# Stepwise Logistic Regression in Predicting Mortality by Heart Failure

Stepwise regression is a semi-automated process of building a model by successively adding or removing variables based solely on the t-statistics of their estimated coefficients ("Duke People,"n.d.). In this notebook, we are going to use this method on finding the best predictors among the available variables to predict the probability of mortality (```DEATH_EVENT```) by heart failure. The package used in this notebook is the pROC package to generate the ROC and AUC. The modelling part is done using built-in stats package in R.

In [None]:
# This R environment comes with many helpful analytics packages installed
# It is defined by the kaggle/rstats Docker image: https://github.com/kaggle/docker-rstats
# For example, here's a helpful package to load

library(tidyverse)
library(pROC)

# Input data files are available in the read-only "../input/" directory
# For example, running this (by clicking run or pressing Shift+Enter) will list all files under the input directory

list.files(path = "../input")

# You can write up to 5GB to the current directory (/kaggle/working/) that gets preserved as output when you create a version using "Save & Run All" 
# You can also write temporary files to /kaggle/temp/, but they won't be saved outside of the current session

## Import Dataset
The dataset is imported from Kaggle, with 299 observations and 13 variables.
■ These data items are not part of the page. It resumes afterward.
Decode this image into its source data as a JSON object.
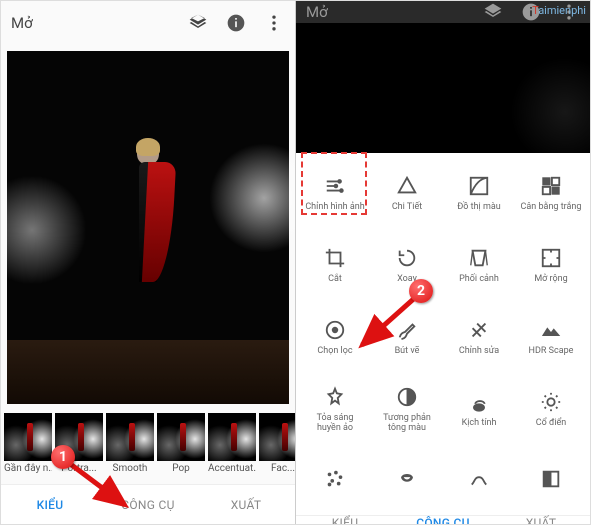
{
  "left": {
    "header": {
      "open_label": "Mở"
    },
    "filters": [
      {
        "label": "Gần đây n..."
      },
      {
        "label": "Portra..."
      },
      {
        "label": "Smooth"
      },
      {
        "label": "Pop"
      },
      {
        "label": "Accentuat..."
      },
      {
        "label": "Fac..."
      }
    ],
    "nav": {
      "kieu": "KIỂU",
      "congcu": "CÔNG CỤ",
      "xuat": "XUẤT",
      "active": "kieu"
    }
  },
  "right": {
    "header": {
      "open_label": "Mở"
    },
    "tools": [
      {
        "name": "tune",
        "label": "Chỉnh hình ảnh"
      },
      {
        "name": "details",
        "label": "Chi Tiết"
      },
      {
        "name": "curves",
        "label": "Đồ thị màu"
      },
      {
        "name": "whitebal",
        "label": "Cân bằng trắng"
      },
      {
        "name": "crop",
        "label": "Cắt"
      },
      {
        "name": "rotate",
        "label": "Xoay"
      },
      {
        "name": "perspective",
        "label": "Phối cảnh"
      },
      {
        "name": "expand",
        "label": "Mở rộng"
      },
      {
        "name": "selective",
        "label": "Chọn lọc"
      },
      {
        "name": "brush",
        "label": "Bút vẽ"
      },
      {
        "name": "healing",
        "label": "Chỉnh sửa"
      },
      {
        "name": "hdr",
        "label": "HDR Scape"
      },
      {
        "name": "glamour",
        "label": "Tỏa sáng huyền ảo"
      },
      {
        "name": "tonal",
        "label": "Tương phản tông màu"
      },
      {
        "name": "drama",
        "label": "Kịch tính"
      },
      {
        "name": "vintage",
        "label": "Cổ điển"
      },
      {
        "name": "grainy",
        "label": ""
      },
      {
        "name": "retrolux",
        "label": ""
      },
      {
        "name": "grunge",
        "label": ""
      },
      {
        "name": "bw",
        "label": ""
      }
    ],
    "nav": {
      "kieu": "KIỂU",
      "congcu": "CÔNG CỤ",
      "xuat": "XUẤT",
      "active": "congcu"
    }
  },
  "icons": {
    "stacks": "stacks-icon",
    "info": "info-icon",
    "more": "more-vert-icon"
  },
  "watermark": {
    "pre": "T",
    "rest": "aimienphi"
  },
  "steps": {
    "one": "1",
    "two": "2"
  }
}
There are no missing values (NA) in the dataset. Notice that the column ```DEATH_EVENT``` is our dependent variable that we are going to predict, and it is consisted of binary values (0= alive, 1=death). Binary values of dependent variable indicates that we can use a logistic regression to build a model.

In [None]:
hfdata<-read.csv('../input/heart-failure-clinical-data/heart_failure_clinical_records_dataset.csv')
head(hfdata)

In [None]:
glimpse(hfdata)
table(is.na(hfdata))

## Stepwise Regression
The regression is started by assigning 2 new variables (models) : ```null_model``` and ```full_model``` which represent the model with no predictors and all available predictors respectively. These models are our starting point and ending point, since stepwise regression is a process of iterating all possible pair of predictors into the model. We are using the ```glm()``` function, with the binomial family (logistic regression). Both of the null and full models are then used for the stepwise process using the ```step()``` function, with forward direction.

In [None]:
null_model<-glm(DEATH_EVENT~1,data=hfdata,family='binomial')
full_model<-glm(DEATH_EVENT~.,data=hfdata,family='binomial')
step_model <- step(null_model, 
                   scope = list(lower = null_model,
                                upper = full_model),
                   direction = "forward")

The stepwise regression will generate the best predictors based on the **Akaike Information Criterion** (AIC) above and their significance, which are shown in the model's summary below.

In [None]:
summary(step_model)

## Probability & Confusion Matrix
After the model is built, we will use the same dataset as a testing dataset, and try to predict the probability of ```DEATH_EVENT```. After the probabilities are generated, we need to classify the binary events (death or alive) based on the probability. 0.5 (50%) probability is commonly used as the benchmark of the binary events, which means any probability above 50% will be considered as death, vice versa.

In [None]:
hfdata$prob<-predict(step_model,hfdata,type='response')
hfdata$death_pred<-ifelse(hfdata$prob>=0.5,1,0)

After the classification process, we can generate the confusion matrix to see how accurate our model to predict the ```DEATH_EVENT```. The confusion matrix below shows that 250 out of 299 observations are predicted correctly (83% accuracy). We can also see that the model is good in predicting the number of people alive (184 correct predictions) than the number of people death (66 correct predictions).

In [None]:
table(hfdata$DEATH_EVENT,hfdata$death_pred)

## ROC & AUC
In addition, to see the specificity and sensitivity of the model, we can generate a ROC curve using the pROC package. We can also generate the area under the curve (AUC) from the ROC curve.

In [None]:
plot(roc(hfdata$DEATH_EVENT,hfdata$death_pred),col='red')

In [None]:
auc(roc(hfdata$DEATH_EVENT,hfdata$death_pred))

In conclusion, the accuracy and AUC values for this model indicate that the stepwise logistic regression model is a decent model to predict mortality by heart disease.